保守論客の独り言

社会の様々な問題に保守の視点で斬り込みます

菅首相の「自助・共助・公助」発言について(3) ~累進課税と共産党宣言~

国に依存するということは個人の自由を放棄するということである。

《今日において社会主義とは、もっぱら課税という手段を通じて広範囲な所得の再配分を行なうことを意味しており、また、福祉国家という制度のことを意味するようになってきている》(F・A・ハイエク『隷属への道』(春秋社)西山千秋訳、p. 368)

 個人が本来自由に使えるお金を税として政府に渡し、これを政府の意図で分配するのが福祉というものである。つまり、福祉の充実を図れば図るほど、個人が自由に使えるお金が減っていく。

 これは、富者から集金し、それを貧者に配る「所得再配分」を意味する。
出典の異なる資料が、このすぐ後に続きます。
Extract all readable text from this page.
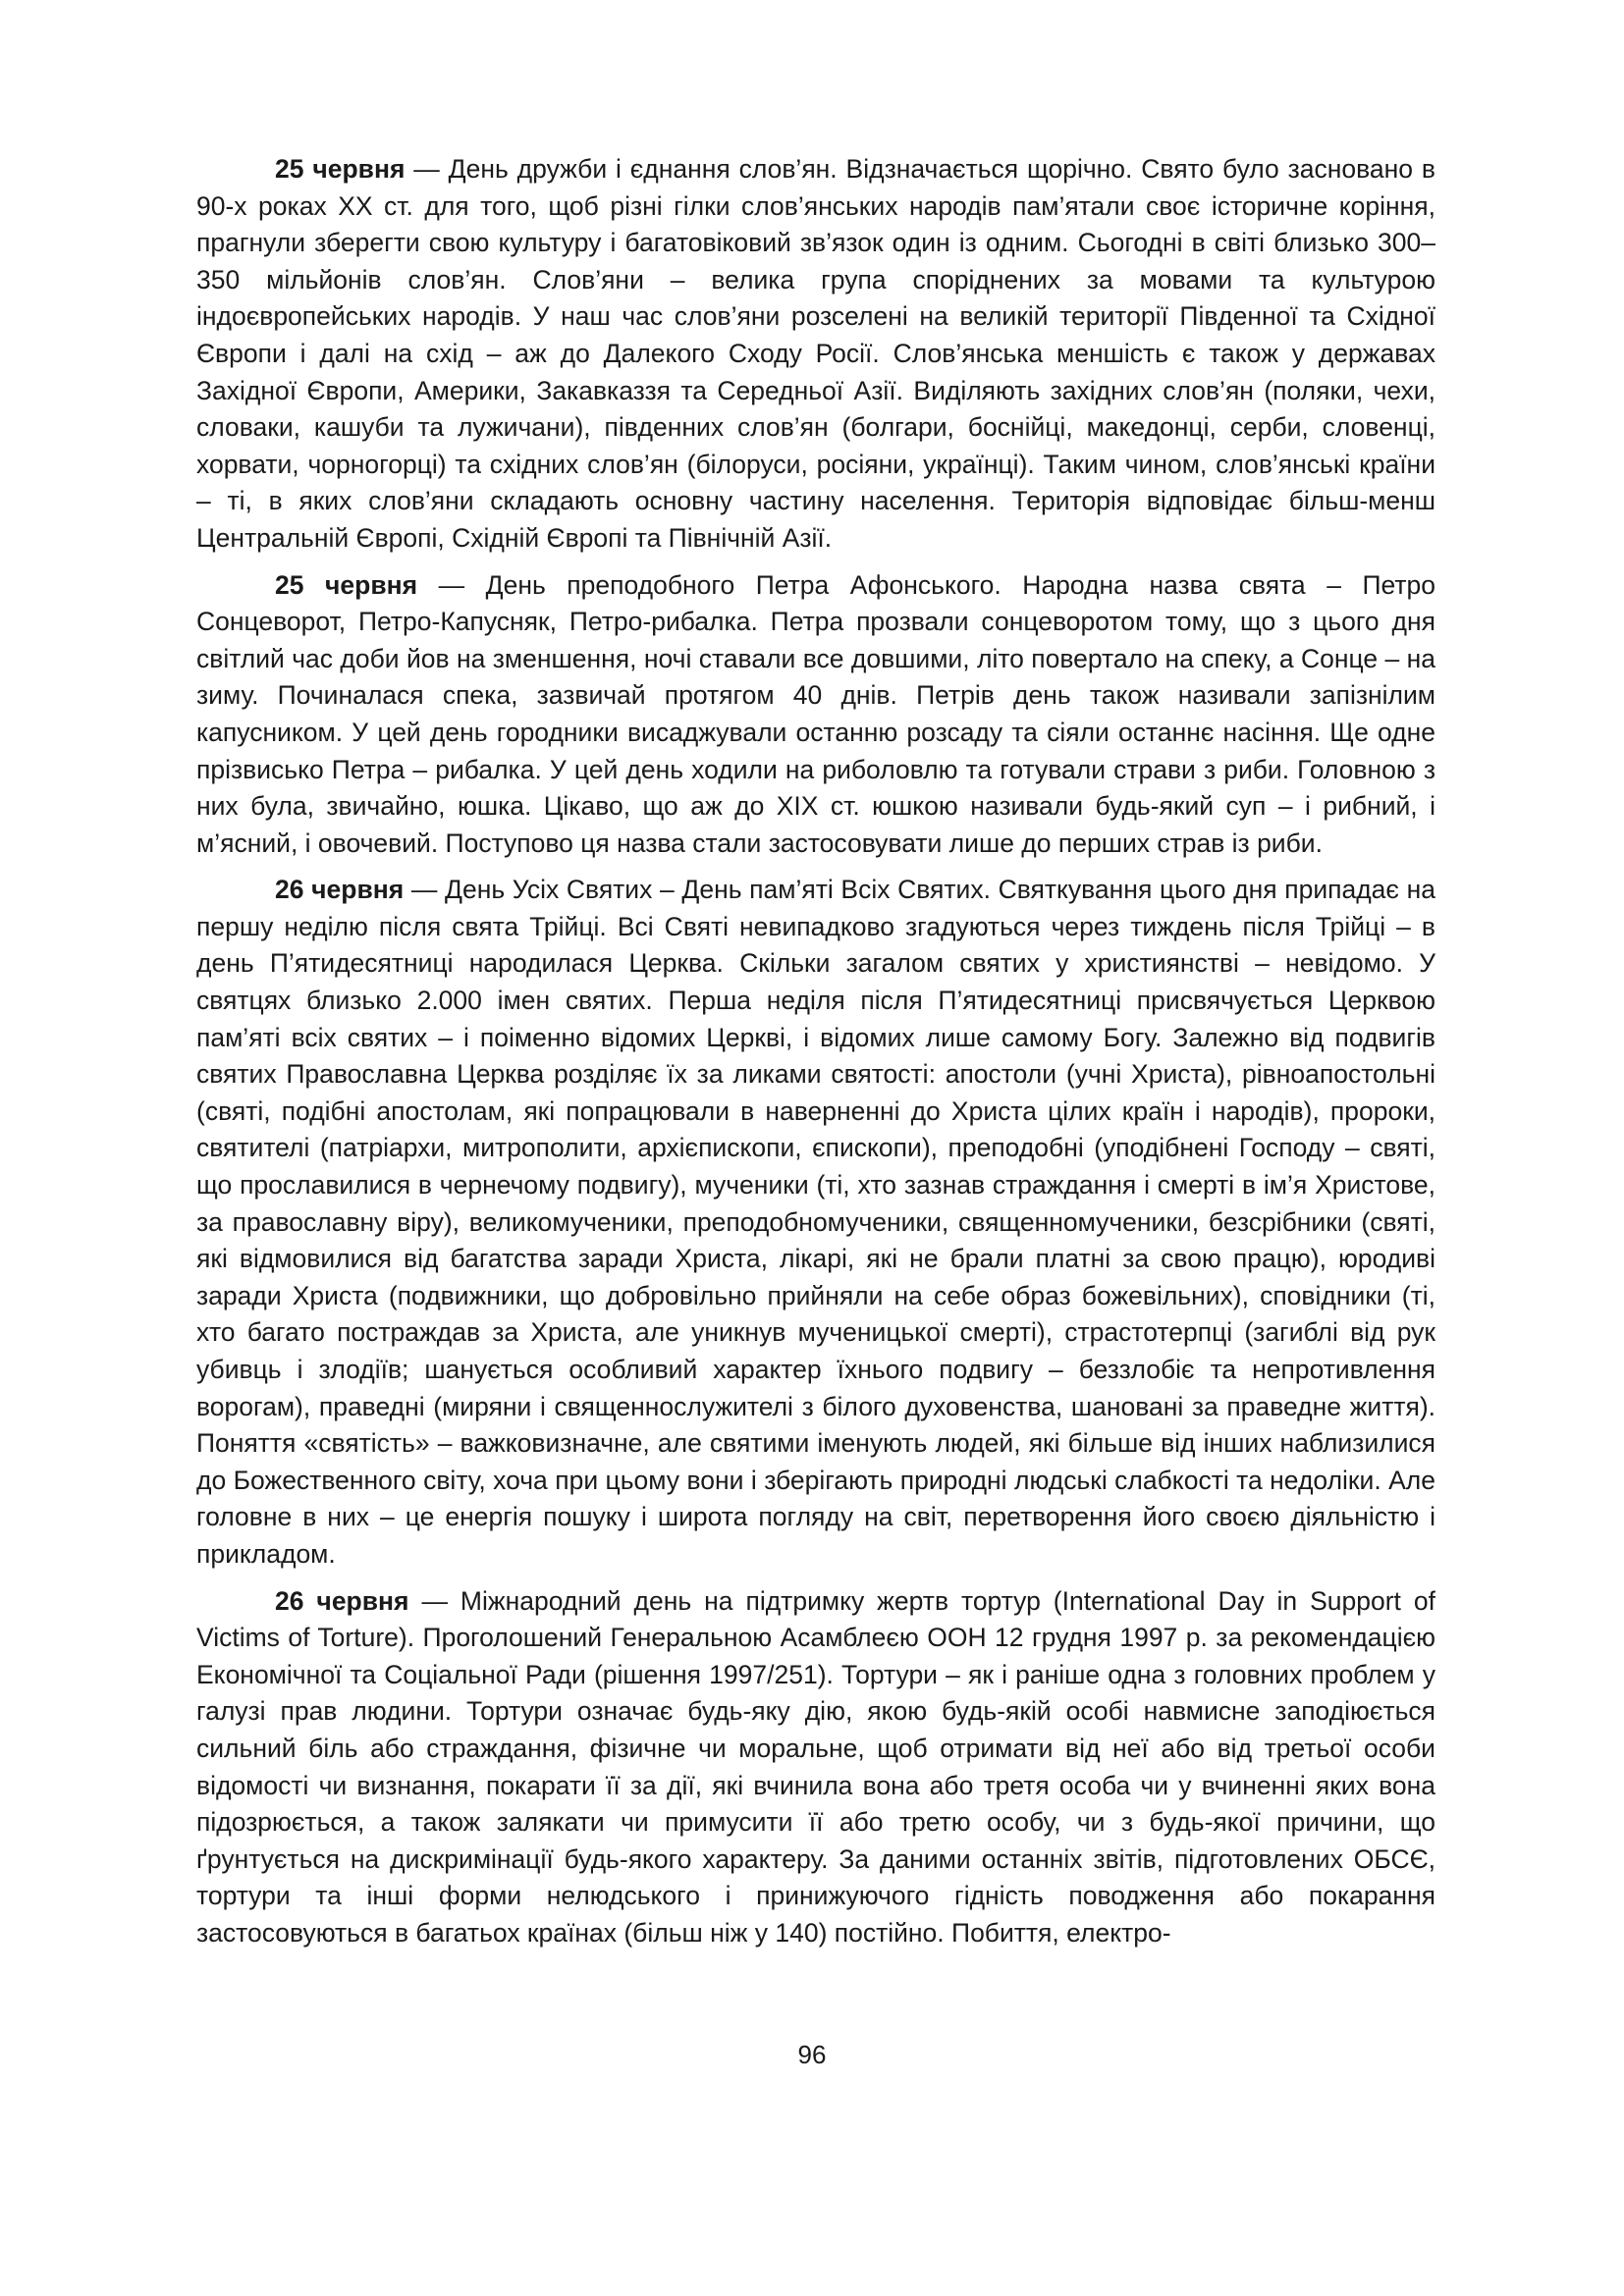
25 червня — День дружби і єднання слов’ян. Відзначається щорічно. Свято було засновано в 90-х роках ХХ ст. для того, щоб різні гілки слов’янських народів пам’ятали своє історичне коріння, прагнули зберегти свою культуру і багатовіковий зв’язок один із одним. Сьогодні в світі близько 300–350 мільйонів слов’ян. Слов’яни – велика група споріднених за мовами та культурою індоєвропейських народів. У наш час слов’яни розселені на великій території Південної та Східної Європи і далі на схід – аж до Далекого Сходу Росії. Слов’янська меншість є також у державах Західної Європи, Америки, Закавказзя та Середньої Азії. Виділяють західних слов’ян (поляки, чехи, словаки, кашуби та лужичани), південних слов’ян (болгари, боснійці, македонці, серби, словенці, хорвати, чорногорці) та східних слов’ян (білоруси, росіяни, українці). Таким чином, слов’янські країни – ті, в яких слов’яни складають основну частину населення. Територія відповідає більш-менш Центральній Європі, Східній Європі та Північній Азії.

25 червня — День преподобного Петра Афонського. Народна назва свята – Петро Сонцеворот, Петро-Капусняк, Петро-рибалка. Петра прозвали сонцеворотом тому, що з цього дня світлий час доби йов на зменшення, ночі ставали все довшими, літо повертало на спеку, а Сонце – на зиму. Починалася спека, зазвичай протягом 40 днів. Петрів день також називали запізнілим капусником. У цей день городники висаджували останню розсаду та сіяли останнє насіння. Ще одне прізвисько Петра – рибалка. У цей день ходили на риболовлю та готували страви з риби. Головною з них була, звичайно, юшка. Цікаво, що аж до XIX ст. юшкою називали будь-який суп – і рибний, і м’ясний, і овочевий. Поступово ця назва стали застосовувати лише до перших страв із риби.

26 червня — День Усіх Святих – День пам’яті Всіх Святих. Святкування цього дня припадає на першу неділю після свята Трійці. Всі Святі невипадково згадуються через тиждень після Трійці – в день П’ятидесятниці народилася Церква. Скільки загалом святих у християнстві – невідомо. У святцях близько 2.000 імен святих. Перша неділя після П’ятидесятниці присвячується Церквою пам’яті всіх святих – і поіменно відомих Церкві, і відомих лише самому Богу. Залежно від подвигів святих Православна Церква розділяє їх за ликами святості: апостоли (учні Христа), рівноапостольні (святі, подібні апостолам, які попрацювали в наверненні до Христа цілих країн і народів), пророки, святителі (патріархи, митрополити, архієпископи, єпископи), преподобні (уподібнені Господу – святі, що прославилися в чернечому подвигу), мученики (ті, хто зазнав страждання і смерті в ім’я Христове, за православну віру), великомученики, преподобномученики, священномученики, безсрібники (святі, які відмовилися від багатства заради Христа, лікарі, які не брали платні за свою працю), юродиві заради Христа (подвижники, що добровільно прийняли на себе образ божевільних), сповідники (ті, хто багато постраждав за Христа, але уникнув мученицької смерті), страстотерпці (загиблі від рук убивць і злодіїв; шанується особливий характер їхнього подвигу – беззлобіє та непротивлення ворогам), праведні (миряни і священнослужителі з білого духовенства, шановані за праведне життя). Поняття «святість» – важковизначне, але святими іменують людей, які більше від інших наблизилися до Божественного світу, хоча при цьому вони і зберігають природні людські слабкості та недоліки. Але головне в них – це енергія пошуку і широта погляду на світ, перетворення його своєю діяльністю і прикладом.

26 червня — Міжнародний день на підтримку жертв тортур (International Day in Support of Victims of Torture). Проголошений Генеральною Асамблеєю ООН 12 грудня 1997 р. за рекомендацією Економічної та Соціальної Ради (рішення 1997/251). Тортури – як і раніше одна з головних проблем у галузі прав людини. Тортури означає будь-яку дію, якою будь-якій особі навмисне заподіюється сильний біль або страждання, фізичне чи моральне, щоб отримати від неї або від третьої особи відомості чи визнання, покарати її за дії, які вчинила вона або третя особа чи у вчиненні яких вона підозрюється, а також залякати чи примусити її або третю особу, чи з будь-якої причини, що ґрунтується на дискримінації будь-якого характеру. За даними останніх звітів, підготовлених ОБСЄ, тортури та інші форми нелюдського і принижуючого гідність поводження або покарання застосовуються в багатьох країнах (більш ніж у 140) постійно. Побиття, електро-

96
一見博愛的に思われるかもしれないが、このようなやり方の行き着く先はどのような社会なのだろうか。

 金持ちほど高率の課税を行う「累進課税」の話は、マルクス・エンゲルス共産党宣言』に出て来る。つまり、「累進課税」それも「重累進所得課税」(A heavy progressive or graduated income tax)は、彼らにとって共産主義革命の1つのお膳立てだということである。

《労働者革命の第一歩は、プロレタリア階級を支配階級にまで高めること、民主主義を闘いとることである。

 プロレタリア階級は、その政治的支配を利用して、ブルジョア階級から次第にすべての資本を奪い、すべての生産用具を国家の手に、すなわち支配階級として組織されたプロレタリア階級の手に集中し、そして生産諸力の量をできるだけ急速に増大させるであろう。

 このことは、もちろんなによりも、所有権への、またプルジョア的生産諸関係への専制的干渉なくしてはできようがない。したがって、その方策は、経済的には不充分で不安定に見えるが、運動が進行するにつれて、自分自身を乗り越えてすすみ、全生産様式の変革への手段として不可避なものとなる。

 この方策は、もちろん、それぞれ国が異なるにしたがって異なるであろう。

 とはいえ、もっとも進歩した国々にとっては、次の諸方策はかなり一般的に適用されうるであろう。

 1、土地所有を収奪し、地代を国家支出に振り向ける。

 2、強度の累進税。

 3、相続権の廃止。

 4、すべての亡命者および反逆者の財産の没収。

 5、国家資本および排他的独占をもつ国立銀行によって、信用を国家の手に集中する。

 6、すべての運輸機関を国家の手に集中する。

 7、国有工場、生産用具の増加、共同計画による土地の耕地化と改良。

 8、すべての人々に対する平等な労働強制、産業軍の編成、特に農業のために。

 9、農業と工業の経営を結合し、都市と農村との対立を次第に除くことを目ざす。